Google Glass, the smart head-up display and camera that was supposed to become everyone’s next portable computer, isn’t dead. It’s gotten a job — multiple jobs, in fact. The second iteration of Google Glass has been tested and deployed across many factories in the United States by companies such as Boeing, GE, and DHL, as first reported by NPR in March and today reiterated by a feature-length piece over at Wired. Dubbed Google Glass Enterprise Edition (EE), this is the same headset that we first saw in an FCC filing in 2015 and glimpsed again last summer being offered up on eBay.

The major upgrades between the original Glass and the enterprise version are a better camera (with resolution upgraded from 5 megapixels to 8), extended battery life, faster Wi-Fi and processor, and a new red light that turns on when recording video. The electronics of Glass have also been made modular in the shape of a so-called Glass Pod, which can be detached and reattached to Glass-compatible frames, which can include things like safety goggles and prescription glasses.

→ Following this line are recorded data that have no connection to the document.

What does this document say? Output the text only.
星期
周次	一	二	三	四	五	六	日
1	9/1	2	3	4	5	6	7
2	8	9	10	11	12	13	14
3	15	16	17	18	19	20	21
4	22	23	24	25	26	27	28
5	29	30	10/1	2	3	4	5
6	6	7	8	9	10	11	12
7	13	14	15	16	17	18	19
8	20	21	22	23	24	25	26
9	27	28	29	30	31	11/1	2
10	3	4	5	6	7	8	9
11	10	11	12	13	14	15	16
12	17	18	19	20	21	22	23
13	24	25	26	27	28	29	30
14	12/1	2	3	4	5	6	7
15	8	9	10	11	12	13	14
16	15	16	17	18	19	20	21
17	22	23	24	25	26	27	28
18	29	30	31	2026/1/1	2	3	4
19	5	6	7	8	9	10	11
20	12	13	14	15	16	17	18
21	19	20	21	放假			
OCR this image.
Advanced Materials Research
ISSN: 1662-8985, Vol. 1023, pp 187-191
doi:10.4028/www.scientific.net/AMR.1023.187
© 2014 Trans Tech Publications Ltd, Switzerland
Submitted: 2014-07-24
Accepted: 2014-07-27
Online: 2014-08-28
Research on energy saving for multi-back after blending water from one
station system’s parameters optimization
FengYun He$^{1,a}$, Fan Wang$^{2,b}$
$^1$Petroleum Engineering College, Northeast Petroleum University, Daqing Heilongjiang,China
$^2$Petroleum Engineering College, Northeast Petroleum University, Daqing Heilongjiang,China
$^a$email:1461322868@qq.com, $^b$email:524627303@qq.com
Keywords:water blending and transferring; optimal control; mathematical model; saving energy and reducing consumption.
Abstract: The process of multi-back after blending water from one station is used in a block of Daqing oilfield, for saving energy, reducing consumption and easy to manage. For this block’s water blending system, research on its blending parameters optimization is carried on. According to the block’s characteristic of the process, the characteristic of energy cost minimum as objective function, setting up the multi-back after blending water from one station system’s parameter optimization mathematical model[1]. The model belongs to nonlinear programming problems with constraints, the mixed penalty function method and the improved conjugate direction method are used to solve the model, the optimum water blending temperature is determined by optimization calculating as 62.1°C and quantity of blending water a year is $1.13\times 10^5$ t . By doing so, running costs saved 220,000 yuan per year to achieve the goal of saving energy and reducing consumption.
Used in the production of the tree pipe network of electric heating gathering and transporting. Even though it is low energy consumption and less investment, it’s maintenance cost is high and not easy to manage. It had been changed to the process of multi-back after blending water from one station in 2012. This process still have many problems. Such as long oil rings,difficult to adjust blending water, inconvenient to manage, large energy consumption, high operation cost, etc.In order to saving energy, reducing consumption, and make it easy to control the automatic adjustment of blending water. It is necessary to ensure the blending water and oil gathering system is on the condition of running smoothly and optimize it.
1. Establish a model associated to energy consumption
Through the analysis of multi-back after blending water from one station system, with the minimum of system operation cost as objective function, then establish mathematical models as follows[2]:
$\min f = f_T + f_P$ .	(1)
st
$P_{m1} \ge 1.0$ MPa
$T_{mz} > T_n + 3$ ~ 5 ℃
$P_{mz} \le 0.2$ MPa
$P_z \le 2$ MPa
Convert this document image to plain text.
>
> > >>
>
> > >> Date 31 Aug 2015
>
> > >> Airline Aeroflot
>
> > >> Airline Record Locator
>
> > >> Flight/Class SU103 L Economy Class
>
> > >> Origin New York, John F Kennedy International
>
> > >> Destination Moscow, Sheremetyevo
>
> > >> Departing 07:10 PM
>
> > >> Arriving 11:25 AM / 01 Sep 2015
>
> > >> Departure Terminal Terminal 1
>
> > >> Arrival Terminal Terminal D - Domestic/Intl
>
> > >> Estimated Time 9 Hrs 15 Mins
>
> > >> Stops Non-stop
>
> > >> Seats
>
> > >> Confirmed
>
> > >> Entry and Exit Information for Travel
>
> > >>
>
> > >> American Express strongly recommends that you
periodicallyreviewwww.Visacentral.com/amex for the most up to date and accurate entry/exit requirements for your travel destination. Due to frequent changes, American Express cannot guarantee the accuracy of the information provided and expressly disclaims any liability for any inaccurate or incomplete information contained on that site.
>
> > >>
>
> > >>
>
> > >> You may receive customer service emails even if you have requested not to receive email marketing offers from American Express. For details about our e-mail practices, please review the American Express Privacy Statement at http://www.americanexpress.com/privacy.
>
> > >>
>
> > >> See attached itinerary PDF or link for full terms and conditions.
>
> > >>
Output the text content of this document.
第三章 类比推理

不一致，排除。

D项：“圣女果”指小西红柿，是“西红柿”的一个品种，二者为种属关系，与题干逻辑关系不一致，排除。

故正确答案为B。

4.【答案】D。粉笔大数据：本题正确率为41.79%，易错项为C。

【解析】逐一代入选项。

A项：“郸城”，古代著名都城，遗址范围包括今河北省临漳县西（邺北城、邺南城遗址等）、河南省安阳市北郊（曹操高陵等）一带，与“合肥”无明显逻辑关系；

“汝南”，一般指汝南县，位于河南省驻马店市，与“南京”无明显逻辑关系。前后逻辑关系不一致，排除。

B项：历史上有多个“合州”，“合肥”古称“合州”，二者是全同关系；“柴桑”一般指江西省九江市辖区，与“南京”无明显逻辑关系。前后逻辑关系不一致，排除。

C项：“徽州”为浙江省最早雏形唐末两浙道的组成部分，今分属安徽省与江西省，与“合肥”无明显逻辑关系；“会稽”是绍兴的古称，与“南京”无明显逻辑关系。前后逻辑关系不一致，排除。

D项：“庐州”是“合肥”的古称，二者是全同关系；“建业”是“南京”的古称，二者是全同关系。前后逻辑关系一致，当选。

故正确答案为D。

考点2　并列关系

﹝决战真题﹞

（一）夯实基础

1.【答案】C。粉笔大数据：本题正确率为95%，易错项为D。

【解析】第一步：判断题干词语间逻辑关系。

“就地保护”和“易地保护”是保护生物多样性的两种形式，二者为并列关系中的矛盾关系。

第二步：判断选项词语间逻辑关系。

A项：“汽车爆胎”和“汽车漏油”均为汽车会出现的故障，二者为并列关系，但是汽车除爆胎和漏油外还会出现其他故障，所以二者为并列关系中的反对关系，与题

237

Alphabet turned Glass into a detachable unit

The scale of the Glass EE rollout is still small, with the Wired report indicating sales have been in the hundreds and most of the biggest customers taking on Glass only on a trial basis. However, (Google parent company) Alphabet’s product managers sound bullish about the prospects of Glass in the workplace. Project lead Jay Kothari is quoted as saying, “This isn’t an experiment. It was an experiment three years ago. Now we are in full-on production with our customers and with our partners.” Indeed, according to the latest report, the feedback from workers and companies has been overwhelmingly positive, with Glass providing assistive information on the work floor and improving productivity.

But the approach and direction with this version of Google Glass are much more circumspect, as Astro Teller, the chief of Alphabet’s experimental X division, notes: “We're not going to prejudge exactly what that path is [...] We’ll focus on the places that are actually getting value out of that and go through the journey with them, being open-minded about where it's going to go.”

Alphabet today lifts the non-disclosure requirement on its Glass EE partners and is opening up the program for more businesses to participate. The failure of Google’s information-augmenting glasses as a mass market product, it seems, might spawn the success of Alphabet’s workplace-focused assistive device.

Correction July 18th, 10:33AM ET: The Glass Pod can only be attached to compatible frames that have the necessary hinge for its attachment, not to all frames, as the article initially stated.